Statistical analysis

Microsoft Excel (Microsoft, Redmond, WA) and SPSS Statistics (version 17.0, SPSS, Chicago, IL) were used for statistical analyses. All p-values were two-tailed, and p ≤ 0.05 was considered to be statistically significant. SNP genotype frequencies in the case and control groups were calculated by Chi-square tests, and the Hardy-Weinberg equilibrium (HWE) was used to check the genotype frequency of the control group.

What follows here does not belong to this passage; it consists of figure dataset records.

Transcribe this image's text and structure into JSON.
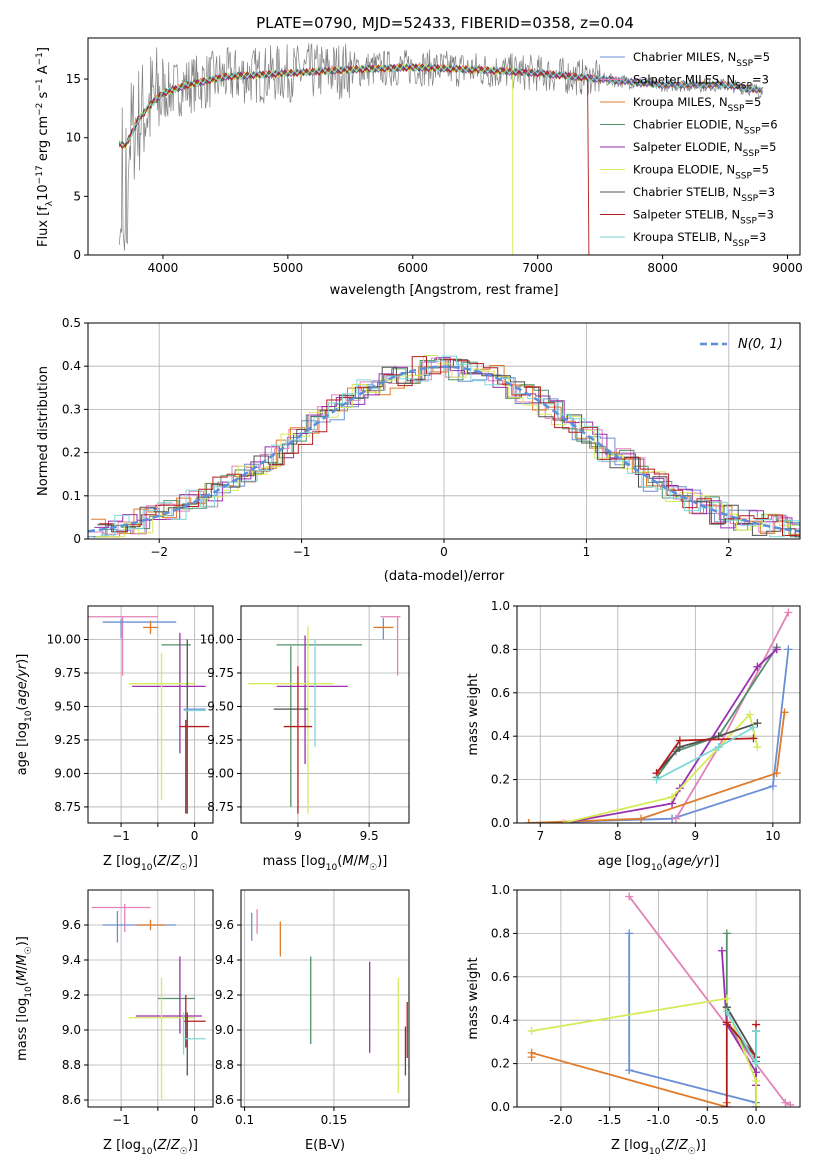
{
  "figure": {
    "title": "PLATE=0790, MJD=52433, FIBERID=0358, z=0.04"
  },
  "colors": {
    "Chabrier MILES": "#6b8fd6",
    "Salpeter MILES": "#e282b8",
    "Kroupa MILES": "#e07b2a",
    "Chabrier ELODIE": "#55906a",
    "Salpeter ELODIE": "#9a2fb0",
    "Kroupa ELODIE": "#d6ea5a",
    "Chabrier STELIB": "#505050",
    "Salpeter STELIB": "#b51d1d",
    "Kroupa STELIB": "#7dd8d8",
    "data": "#808080"
  },
  "legend_spectrum": [
    {
      "name": "Chabrier MILES",
      "nssp": "5"
    },
    {
      "name": "Salpeter MILES",
      "nssp": "3"
    },
    {
      "name": "Kroupa MILES",
      "nssp": "5"
    },
    {
      "name": "Chabrier ELODIE",
      "nssp": "6"
    },
    {
      "name": "Salpeter ELODIE",
      "nssp": "5"
    },
    {
      "name": "Kroupa ELODIE",
      "nssp": "5"
    },
    {
      "name": "Chabrier STELIB",
      "nssp": "3"
    },
    {
      "name": "Salpeter STELIB",
      "nssp": "3"
    },
    {
      "name": "Kroupa STELIB",
      "nssp": "3"
    }
  ],
  "chart_data": [
    {
      "id": "spectrum",
      "type": "line",
      "xlabel": "wavelength [Angstrom, rest frame]",
      "ylabel": "Flux [f_λ 10^-17 erg cm^-2 s^-1 A^-1]",
      "xlim": [
        3400,
        9100
      ],
      "ylim": [
        0,
        18.5
      ],
      "xticks": [
        4000,
        5000,
        6000,
        7000,
        8000,
        9000
      ],
      "yticks": [
        0,
        5,
        10,
        15
      ],
      "continuum": [
        [
          3650,
          9.5
        ],
        [
          3700,
          9.3
        ],
        [
          3800,
          11.5
        ],
        [
          3900,
          12.8
        ],
        [
          4000,
          13.8
        ],
        [
          4200,
          14.5
        ],
        [
          4500,
          15.2
        ],
        [
          5000,
          15.5
        ],
        [
          5500,
          15.8
        ],
        [
          6000,
          16.0
        ],
        [
          6500,
          15.8
        ],
        [
          7000,
          15.5
        ],
        [
          7500,
          15.0
        ],
        [
          8000,
          14.5
        ],
        [
          8500,
          14.5
        ],
        [
          8800,
          14.0
        ]
      ],
      "model_cutoffs": {
        "Salpeter STELIB": 7410,
        "Kroupa ELODIE": 6800
      }
    },
    {
      "id": "residuals",
      "type": "line",
      "xlabel": "(data-model)/error",
      "ylabel": "Normed distribution",
      "xlim": [
        -2.5,
        2.5
      ],
      "ylim": [
        0,
        0.5
      ],
      "xticks": [
        -2,
        -1,
        0,
        1,
        2
      ],
      "yticks": [
        0,
        0.1,
        0.2,
        0.3,
        0.4,
        0.5
      ],
      "gaussian_label": "N(0, 1)"
    },
    {
      "id": "age-vs-Z",
      "type": "scatter",
      "xlabel": "Z [log10(Z/Z☉)]",
      "ylabel": "age [log10(age/yr)]",
      "xlim": [
        -1.45,
        0.25
      ],
      "ylim": [
        8.63,
        10.25
      ],
      "xticks": [
        -1,
        -0.5,
        0
      ],
      "xticklabels": [
        "−1",
        "",
        "0"
      ],
      "yticks": [
        8.75,
        9.0,
        9.25,
        9.5,
        9.75,
        10.0
      ],
      "points": [
        {
          "m": "Salpeter MILES",
          "x": -1.0,
          "xe": 0.5,
          "y": 10.17,
          "ye": 0.0
        },
        {
          "m": "Salpeter MILES",
          "x": -0.98,
          "xe": 0.0,
          "y": 9.95,
          "ye": 0.22
        },
        {
          "m": "Chabrier MILES",
          "x": -0.75,
          "xe": 0.5,
          "y": 10.13,
          "ye": 0.0
        },
        {
          "m": "Chabrier MILES",
          "x": -1.0,
          "xe": 0.0,
          "y": 10.08,
          "ye": 0.07
        },
        {
          "m": "Kroupa MILES",
          "x": -0.6,
          "xe": 0.1,
          "y": 10.09,
          "ye": 0.05
        },
        {
          "m": "Chabrier ELODIE",
          "x": -0.25,
          "xe": 0.2,
          "y": 9.96,
          "ye": 0.0
        },
        {
          "m": "Salpeter ELODIE",
          "x": -0.35,
          "xe": 0.5,
          "y": 9.65,
          "ye": 0.0
        },
        {
          "m": "Salpeter ELODIE",
          "x": -0.2,
          "xe": 0.0,
          "y": 9.6,
          "ye": 0.45
        },
        {
          "m": "Kroupa ELODIE",
          "x": -0.45,
          "xe": 0.45,
          "y": 9.67,
          "ye": 0.0
        },
        {
          "m": "Kroupa ELODIE",
          "x": -0.45,
          "xe": 0.0,
          "y": 9.35,
          "ye": 0.55
        },
        {
          "m": "Chabrier STELIB",
          "x": -0.1,
          "xe": 0.0,
          "y": 9.35,
          "ye": 0.65
        },
        {
          "m": "Salpeter STELIB",
          "x": 0.0,
          "xe": 0.2,
          "y": 9.35,
          "ye": 0.0
        },
        {
          "m": "Salpeter STELIB",
          "x": -0.12,
          "xe": 0.0,
          "y": 9.05,
          "ye": 0.35
        },
        {
          "m": "Kroupa STELIB",
          "x": 0.0,
          "xe": 0.15,
          "y": 9.47,
          "ye": 0.0
        },
        {
          "m": "Chabrier MILES",
          "x": 0.0,
          "xe": 0.15,
          "y": 9.48,
          "ye": 0.0
        }
      ]
    },
    {
      "id": "age-vs-mass",
      "type": "scatter",
      "xlabel": "mass [log10(M/M☉)]",
      "ylabel": "",
      "xlim": [
        8.6,
        9.78
      ],
      "ylim": [
        8.63,
        10.25
      ],
      "xticks": [
        9.0,
        9.5
      ],
      "yticks": [
        8.75,
        9.0,
        9.25,
        9.5,
        9.75,
        10.0
      ],
      "points": [
        {
          "m": "Salpeter MILES",
          "x": 9.65,
          "xe": 0.07,
          "y": 10.17,
          "ye": 0.0
        },
        {
          "m": "Salpeter MILES",
          "x": 9.7,
          "xe": 0.0,
          "y": 9.95,
          "ye": 0.22
        },
        {
          "m": "Chabrier MILES",
          "x": 9.6,
          "xe": 0.0,
          "y": 10.08,
          "ye": 0.08
        },
        {
          "m": "Kroupa MILES",
          "x": 9.6,
          "xe": 0.07,
          "y": 10.09,
          "ye": 0.0
        },
        {
          "m": "Chabrier ELODIE",
          "x": 9.15,
          "xe": 0.3,
          "y": 9.96,
          "ye": 0.0
        },
        {
          "m": "Chabrier ELODIE",
          "x": 8.95,
          "xe": 0.0,
          "y": 9.35,
          "ye": 0.6
        },
        {
          "m": "Salpeter ELODIE",
          "x": 9.1,
          "xe": 0.25,
          "y": 9.65,
          "ye": 0.0
        },
        {
          "m": "Salpeter ELODIE",
          "x": 9.05,
          "xe": 0.0,
          "y": 9.55,
          "ye": 0.48
        },
        {
          "m": "Kroupa ELODIE",
          "x": 8.95,
          "xe": 0.3,
          "y": 9.67,
          "ye": 0.0
        },
        {
          "m": "Kroupa ELODIE",
          "x": 9.07,
          "xe": 0.0,
          "y": 9.4,
          "ye": 0.7
        },
        {
          "m": "Chabrier STELIB",
          "x": 8.95,
          "xe": 0.12,
          "y": 9.48,
          "ye": 0.0
        },
        {
          "m": "Salpeter STELIB",
          "x": 9.0,
          "xe": 0.1,
          "y": 9.35,
          "ye": 0.0
        },
        {
          "m": "Salpeter STELIB",
          "x": 9.0,
          "xe": 0.0,
          "y": 9.25,
          "ye": 0.55
        },
        {
          "m": "Kroupa STELIB",
          "x": 9.12,
          "xe": 0.0,
          "y": 9.6,
          "ye": 0.4
        }
      ]
    },
    {
      "id": "weight-vs-age",
      "type": "line",
      "xlabel": "age [log10(age/yr)]",
      "ylabel": "mass weight",
      "xlim": [
        6.7,
        10.35
      ],
      "ylim": [
        0,
        1.0
      ],
      "xticks": [
        7,
        8,
        9,
        10
      ],
      "yticks": [
        0,
        0.2,
        0.4,
        0.6,
        0.8,
        1.0
      ],
      "series": [
        {
          "m": "Chabrier MILES",
          "x": [
            6.85,
            8.7,
            10.0,
            10.2
          ],
          "y": [
            0.0,
            0.02,
            0.17,
            0.8
          ]
        },
        {
          "m": "Salpeter MILES",
          "x": [
            8.75,
            9.3,
            10.2
          ],
          "y": [
            0.02,
            0.35,
            0.97
          ]
        },
        {
          "m": "Kroupa MILES",
          "x": [
            6.85,
            8.3,
            10.05,
            10.15
          ],
          "y": [
            0.0,
            0.02,
            0.23,
            0.51
          ]
        },
        {
          "m": "Chabrier ELODIE",
          "x": [
            8.5,
            8.75,
            9.3,
            10.05
          ],
          "y": [
            0.21,
            0.33,
            0.4,
            0.81
          ]
        },
        {
          "m": "Salpeter ELODIE",
          "x": [
            7.3,
            8.7,
            8.8,
            9.8,
            10.05
          ],
          "y": [
            0.0,
            0.09,
            0.16,
            0.72,
            0.8
          ]
        },
        {
          "m": "Kroupa ELODIE",
          "x": [
            7.3,
            8.7,
            9.7,
            9.8
          ],
          "y": [
            0.0,
            0.12,
            0.5,
            0.35
          ]
        },
        {
          "m": "Chabrier STELIB",
          "x": [
            8.5,
            8.8,
            9.3,
            9.8
          ],
          "y": [
            0.23,
            0.35,
            0.4,
            0.46
          ]
        },
        {
          "m": "Salpeter STELIB",
          "x": [
            8.5,
            8.8,
            9.75
          ],
          "y": [
            0.23,
            0.38,
            0.39
          ]
        },
        {
          "m": "Kroupa STELIB",
          "x": [
            8.5,
            9.3,
            9.75
          ],
          "y": [
            0.2,
            0.35,
            0.44
          ]
        }
      ]
    },
    {
      "id": "mass-vs-Z",
      "type": "scatter",
      "xlabel": "Z [log10(Z/Z☉)]",
      "ylabel": "mass [log10(M/M☉)]",
      "xlim": [
        -1.45,
        0.25
      ],
      "ylim": [
        8.56,
        9.8
      ],
      "xticks": [
        -1,
        -0.5,
        0
      ],
      "xticklabels": [
        "−1",
        "",
        "0"
      ],
      "yticks": [
        8.6,
        8.8,
        9.0,
        9.2,
        9.4,
        9.6
      ],
      "points": [
        {
          "m": "Salpeter MILES",
          "x": -1.0,
          "xe": 0.4,
          "y": 9.7,
          "ye": 0.0
        },
        {
          "m": "Salpeter MILES",
          "x": -0.95,
          "xe": 0.0,
          "y": 9.64,
          "ye": 0.08
        },
        {
          "m": "Chabrier MILES",
          "x": -0.75,
          "xe": 0.5,
          "y": 9.6,
          "ye": 0.0
        },
        {
          "m": "Chabrier MILES",
          "x": -1.05,
          "xe": 0.0,
          "y": 9.59,
          "ye": 0.09
        },
        {
          "m": "Kroupa MILES",
          "x": -0.6,
          "xe": 0.2,
          "y": 9.6,
          "ye": 0.03
        },
        {
          "m": "Chabrier ELODIE",
          "x": -0.25,
          "xe": 0.25,
          "y": 9.18,
          "ye": 0.0
        },
        {
          "m": "Salpeter ELODIE",
          "x": -0.35,
          "xe": 0.45,
          "y": 9.08,
          "ye": 0.0
        },
        {
          "m": "Salpeter ELODIE",
          "x": -0.2,
          "xe": 0.0,
          "y": 9.2,
          "ye": 0.22
        },
        {
          "m": "Kroupa ELODIE",
          "x": -0.45,
          "xe": 0.45,
          "y": 9.07,
          "ye": 0.0
        },
        {
          "m": "Kroupa ELODIE",
          "x": -0.45,
          "xe": 0.0,
          "y": 8.95,
          "ye": 0.35
        },
        {
          "m": "Chabrier STELIB",
          "x": -0.1,
          "xe": 0.0,
          "y": 8.92,
          "ye": 0.18
        },
        {
          "m": "Salpeter STELIB",
          "x": 0.0,
          "xe": 0.15,
          "y": 9.05,
          "ye": 0.0
        },
        {
          "m": "Salpeter STELIB",
          "x": -0.12,
          "xe": 0.0,
          "y": 9.05,
          "ye": 0.15
        },
        {
          "m": "Kroupa STELIB",
          "x": 0.0,
          "xe": 0.15,
          "y": 8.95,
          "ye": 0.0
        },
        {
          "m": "Kroupa STELIB",
          "x": -0.15,
          "xe": 0.0,
          "y": 8.98,
          "ye": 0.12
        }
      ]
    },
    {
      "id": "mass-vs-ebv",
      "type": "scatter",
      "xlabel": "E(B-V)",
      "ylabel": "",
      "xlim": [
        0.098,
        0.192
      ],
      "ylim": [
        8.56,
        9.8
      ],
      "xticks": [
        0.1,
        0.15
      ],
      "yticks": [
        8.6,
        8.8,
        9.0,
        9.2,
        9.4,
        9.6
      ],
      "points": [
        {
          "m": "Chabrier MILES",
          "x": 0.104,
          "xe": 0.0,
          "y": 9.59,
          "ye": 0.08
        },
        {
          "m": "Salpeter MILES",
          "x": 0.107,
          "xe": 0.0,
          "y": 9.62,
          "ye": 0.07
        },
        {
          "m": "Kroupa MILES",
          "x": 0.12,
          "xe": 0.0,
          "y": 9.52,
          "ye": 0.1
        },
        {
          "m": "Chabrier ELODIE",
          "x": 0.137,
          "xe": 0.0,
          "y": 9.17,
          "ye": 0.25
        },
        {
          "m": "Salpeter ELODIE",
          "x": 0.17,
          "xe": 0.0,
          "y": 9.13,
          "ye": 0.26
        },
        {
          "m": "Kroupa ELODIE",
          "x": 0.186,
          "xe": 0.0,
          "y": 8.97,
          "ye": 0.33
        },
        {
          "m": "Salpeter STELIB",
          "x": 0.191,
          "xe": 0.0,
          "y": 9.0,
          "ye": 0.16
        },
        {
          "m": "Chabrier STELIB",
          "x": 0.19,
          "xe": 0.0,
          "y": 8.88,
          "ye": 0.14
        }
      ]
    },
    {
      "id": "weight-vs-Z",
      "type": "line",
      "xlabel": "Z [log10(Z/Z☉)]",
      "ylabel": "mass weight",
      "xlim": [
        -2.45,
        0.45
      ],
      "ylim": [
        0,
        1.0
      ],
      "xticks": [
        -2.0,
        -1.5,
        -1.0,
        -0.5,
        0.0
      ],
      "yticks": [
        0,
        0.2,
        0.4,
        0.6,
        0.8,
        1.0
      ],
      "series": [
        {
          "m": "Chabrier MILES",
          "x": [
            -1.3,
            -1.3,
            0.0,
            0.0
          ],
          "y": [
            0.8,
            0.17,
            0.02,
            0.0
          ]
        },
        {
          "m": "Salpeter MILES",
          "x": [
            -1.3,
            0.3,
            0.35
          ],
          "y": [
            0.97,
            0.02,
            0.01
          ]
        },
        {
          "m": "Kroupa MILES",
          "x": [
            -2.3,
            -2.3,
            -0.3,
            -0.3
          ],
          "y": [
            0.23,
            0.25,
            0.0,
            0.02
          ]
        },
        {
          "m": "Chabrier ELODIE",
          "x": [
            -0.3,
            -0.3,
            -0.3,
            0.0,
            0.0
          ],
          "y": [
            0.8,
            0.46,
            0.39,
            0.21,
            0.0
          ]
        },
        {
          "m": "Salpeter ELODIE",
          "x": [
            -0.35,
            -0.3,
            0.0,
            0.0,
            0.0
          ],
          "y": [
            0.72,
            0.38,
            0.16,
            0.1,
            0.0
          ]
        },
        {
          "m": "Kroupa ELODIE",
          "x": [
            -2.3,
            -0.3,
            -0.3,
            0.0,
            0.0
          ],
          "y": [
            0.35,
            0.5,
            0.45,
            0.12,
            0.0
          ]
        },
        {
          "m": "Chabrier STELIB",
          "x": [
            -0.3,
            0.0,
            0.0
          ],
          "y": [
            0.46,
            0.23,
            0.35
          ]
        },
        {
          "m": "Salpeter STELIB",
          "x": [
            -0.3,
            -0.3,
            0.0,
            0.0
          ],
          "y": [
            0.0,
            0.39,
            0.23,
            0.38
          ]
        },
        {
          "m": "Kroupa STELIB",
          "x": [
            -0.3,
            0.0,
            0.0
          ],
          "y": [
            0.44,
            0.2,
            0.35
          ]
        }
      ]
    }
  ]
}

Unconditional logistic regression analysis was used to examine the odds ratios (ORs) and 95% confidence intervals (CIs) in order to assess the association between SNPs and PTB [33]. Three models (dominant, recessive, log-additive) were used to test the association between SNPs and PTB [34]. Furthermore, Haploview (version 4.2, Broad Institute, Cambridge, MA) and SHEsis software were used for checking the linkage disequilibrium structure.